I am running 3 different model (Random forest, Gradient Boosting, Ada Boost) and a model ensemble based on these 3 models.
I managed to use SHAP for GB and RF but not for ADA with the following error:
Exception Traceback (most recent call last)
in engine
----> 1 explainer = shap.TreeExplainer(model,data = explain_data.head(1000), model_output= 'probability')
/home/cdsw/.local/lib/python3.6/site-packages/shap/explainers/tree.py in __init__(self, model, data, model_output, feature_perturbation, **deprecated_options)
110 self.feature_perturbation = feature_perturbation
111 self.expected_value = None
--> 112 self.model = TreeEnsemble(model, self.data, self.data_missing)
113
114 if feature_perturbation not in feature_perturbation_codes:
/home/cdsw/.local/lib/python3.6/site-packages/shap/explainers/tree.py in __init__(self, model, data, data_missing)

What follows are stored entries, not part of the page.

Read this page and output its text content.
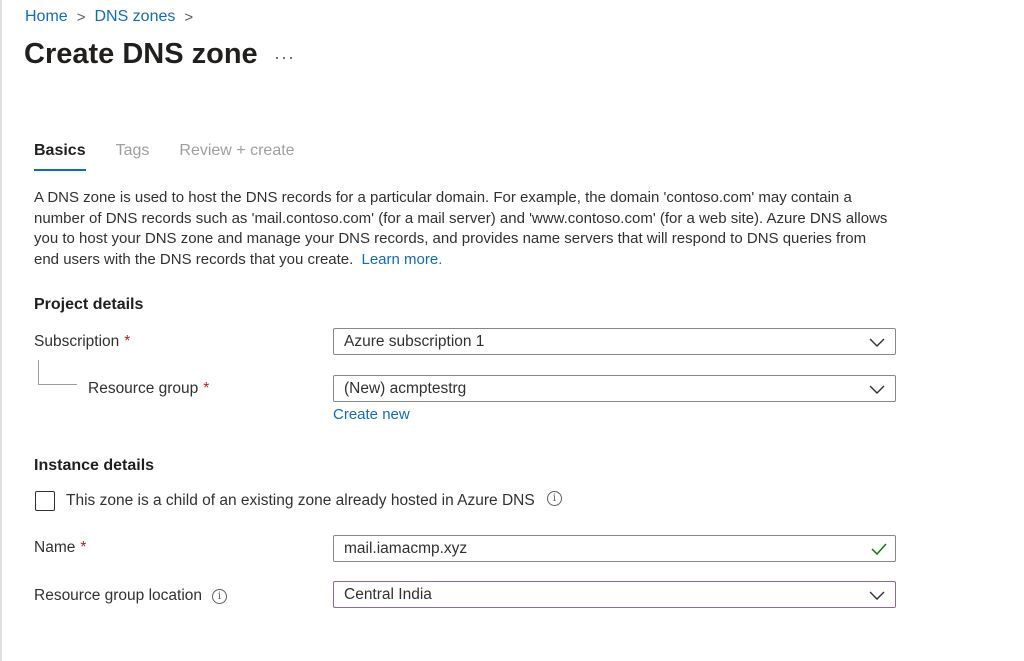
Home > DNS zones >
Create DNS zone ···
Basics Tags Review + create
A DNS zone is used to host the DNS records for a particular domain. For example, the domain 'contoso.com' may contain a number of DNS records such as 'mail.contoso.com' (for a mail server) and 'www.contoso.com' (for a web site). Azure DNS allows you to host your DNS zone and manage your DNS records, and provides name servers that will respond to DNS queries from end users with the DNS records that you create. Learn more.
Project details
Subscription *	Azure subscription 1
Resource group *	(New) acmptestrg
Create new
Instance details
This zone is a child of an existing zone already hosted in Azure DNS i
Name *	mail.iamacmp.xyz
Resource group location	i	Central India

752 self.tree_output = "probability"
753 else:
--> 754 raise Exception("Model type not yet supported by TreeExplainer: " + str(type(model)))
755
756 # build a dense numpy version of all the tree objects
Exception: Model type not yet supported by TreeExplainer: <class 'sklearn.ensemble._weight_boosting.AdaBoostClassifier'>
I found this link on Git that state
TreeExplainer
creates a TreeEnsemble object from whatever model type we are trying to explain, and then works with that downstream. So all you would need to do is and add another if statement in the
TreeEnsemble
constructor similar to the one for gradient boosting
But I really don't know how to implement it since I quite new to this.